Like you, Kumar, I have been loathe to admit to myself the facts of the likely coercion and trafficking that lie behind my own story, but there is no other way to look at it and I prefer this truth than consider any other myth used to camouflage what really happened. Especially when that myth is even worse, namely, in my case, the police report that implies I was abandoned (to die) which culturally doesn’t jibe.
It’s interesting to me that the mediation of trafficking has grown by leaps and bounds ever since the adoption reform/anti-adoption movements have started gaining ear and force. CNN is probably the worst here, with its ridiculous disempowering mediation of trafficking and slavery, from the nation that traffics and enslaves most on this planet. I’m noticing, however, on Twitter especially, a huge rise in anti-trafficking advocates, NGOs, organizations, church groups, etc.
When we realize that trafficking is centered within the economic and political powers of the world, and that the countries most guilty of trafficking are the highest on the economic totem pole, then there is something extremely suspect in the finger-pointing at the “Third World”. Jean Bricmont calls this Humanitarian Imperialism, this “call to action” against such “criminals”.

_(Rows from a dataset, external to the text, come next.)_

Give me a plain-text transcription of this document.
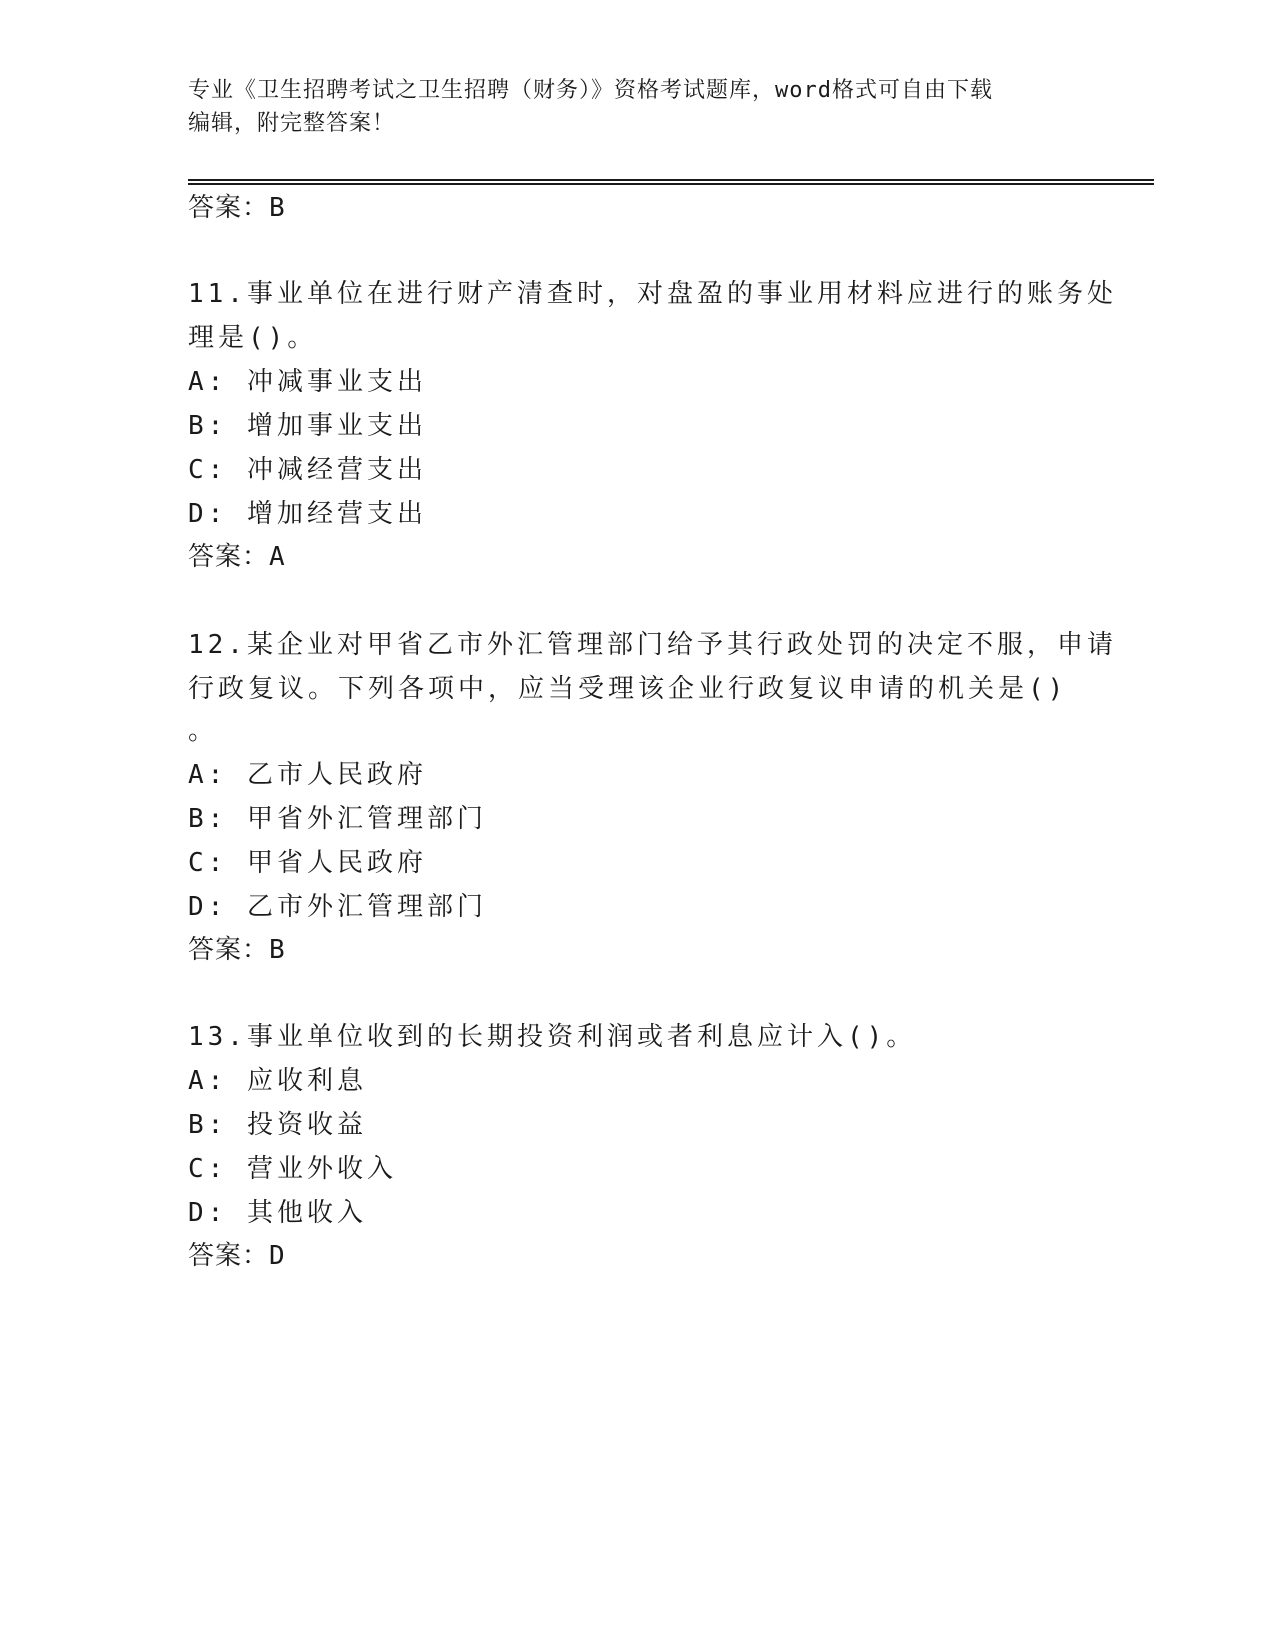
专业《卫生招聘考试之卫生招聘（财务）》资格考试题库，word格式可自由下载
编辑，附完整答案！
答案：B
11.事业单位在进行财产清查时，对盘盈的事业用材料应进行的账务处
理是()。
A: 冲减事业支出
B: 增加事业支出
C: 冲减经营支出
D: 增加经营支出
答案：A
12.某企业对甲省乙市外汇管理部门给予其行政处罚的决定不服，申请
行政复议。下列各项中，应当受理该企业行政复议申请的机关是()
。
A: 乙市人民政府
B: 甲省外汇管理部门
C: 甲省人民政府
D: 乙市外汇管理部门
答案：B
13.事业单位收到的长期投资利润或者利息应计入()。
A: 应收利息
B: 投资收益
C: 营业外收入
D: 其他收入
答案：D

40 years ago I spent every morning eating breakfast cereal staring into the faces of “missing children” ignominiously plastered onto the backs of milk cartons. Now, finally, we are concerned about this? I wasn’t sure whether to put this in this item or the Adoption Mafia item. It seems as if the Powers That Be prefer to put their competition out of business by pretending to be concerned about the very crimes they themselves are committing.